Why use a web app to take notes when one has vi or emacs?


Because it's really convenient to be able to make a note on your phone or tablet, then access it and make additional post-meeting notes shortly thereafter, on a laptop, all in the same interface (so you have the same features, or at least a set of common features).

That's just one, assuming you never want formatting, tables, pictures, etc.


Oh Emacs does tables[0] better than anything out there, except maybe MS Excel. Definitely eats stuff like Evernote or Google Drive for breakfast.

[0] - http://orgmode.org/


I love org mode but due to the fact that emacs doesn't run on my phone and Evernote does, I take notes on Evernote when I'm not at my computer


> Because it's really convenient to be able to make a note on your phone or tablet, then access it and make additional post-meeting notes shortly thereafter, on a laptop, all in the same interface (so you have the same features, or at least a set of common features).

That's why I personally want emacs on my phone and tablet. I don't know yet the best way to expose its functionality with a touch interface, but it's still, hands-down the best way to edit information.

Maybe something where a tap in the minibar offers some sort of helm- or ido-like command-picking mode, and with taps on the side to enable quick execution of text-editing commands? I dunno, really.

> That's just one, assuming you never want formatting, tables, pictures, etc.

Emacs can handle formatting, tables and pictures if you want.


Maybe we need some sort of unix on the web.


More of a fun experiment than anything else, but the Pig Shell is worth playing with:

http://pigshell.com/


It's cool, but I always found such things to be cargo-culting and going in the completly wrong direction. You don't want to make a web shell, you want to use normal shell for web.

For a proper "Web UNIX" we need:

- websites talking in structured data (not just plain text)

- less propertiary bullshit (hint: keep sales & marketing people away from APIs)

- ability to conveniently pipe them together anywhere (not on a third-party, complexity-hiding, feature-limiting site like IFTTT)

When I can start typing things like these in my own, local shell:

  @twitter.com/me/tweets/latest | sort > tweets.log
  echo tweets.log | @facebook.com/me/post/new --activity "Feeling: Happy" --photo /tmp/HN.jpg
(where @ is a somewhat general web communication utility)

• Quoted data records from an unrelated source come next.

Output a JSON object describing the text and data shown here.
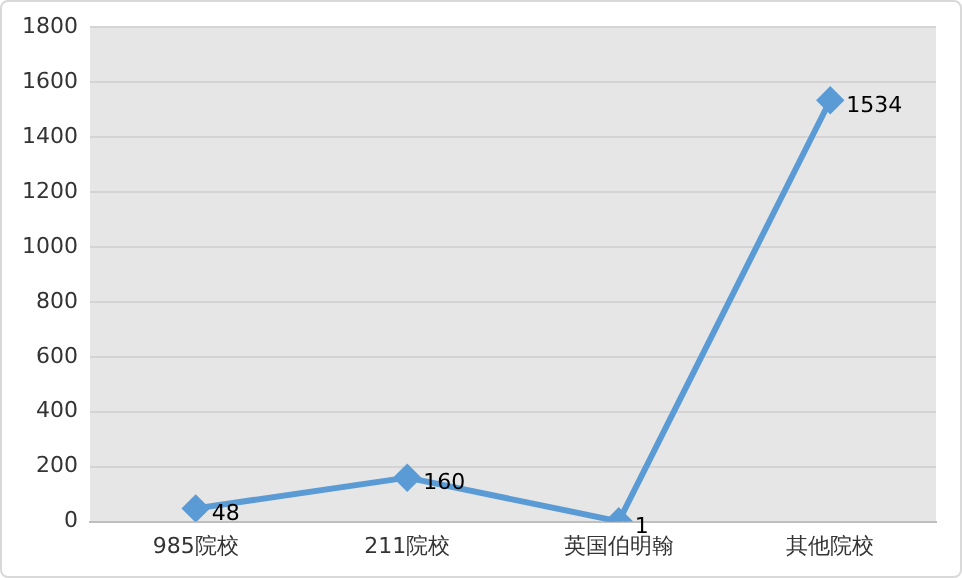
{
  "chart_data": {
    "type": "line",
    "categories": [
      "985院校",
      "211院校",
      "英国伯明翰",
      "其他院校"
    ],
    "series": [
      {
        "color": "#5b9bd5",
        "values": [
          48,
          160,
          1,
          1534
        ]
      }
    ],
    "ylim": [
      0,
      1800
    ],
    "yticks": [
      0,
      200,
      400,
      600,
      800,
      1000,
      1200,
      1400,
      1600,
      1800
    ],
    "grid": "y",
    "legend": false,
    "marker": "diamond",
    "line_style": "solid",
    "data_labels": true
  }
}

then we'll have a web UNIX.


This is just a wild guess.... because they have a web browser and not vi or emacs.


I don't know, but that's also completely beside the point.


I believe they are putting forth the case that the kind of developer that doesn't make Unix-like tools, doesn't use Unix-like tools. And that this issue is not a case of everyone doing things shitty (not making things Unix-like), but that it is the god damn creatives making all this bad software. These fucking people don't appreciate the art of programming, and think software is about the destination and not the journey. That's my take anyway.


By "OP" you mean the author of the article then, no, the article is not about web apps.


Then we clearly read two different articles.

This is essentially the thesis statement:

> Unix has pipes, which make it easy to build complex applications from chains of simpler commands. On the Web, nobody may know you’re a dog, but we don’t have pipes, either. [emphasis mine]

It is explicitly lamenting the complexity of web-based applications as opposed to other kinds of applications. If you disagree that that's the premise, then you and I are living in rather distinct universes.


Ironically, just this week I had several cases of attempting to install Python modules with pip, and every error that came up had to do with compiling parts. Then I used apt-get to install binary packages and they all installed just fine, in 1/10 the time.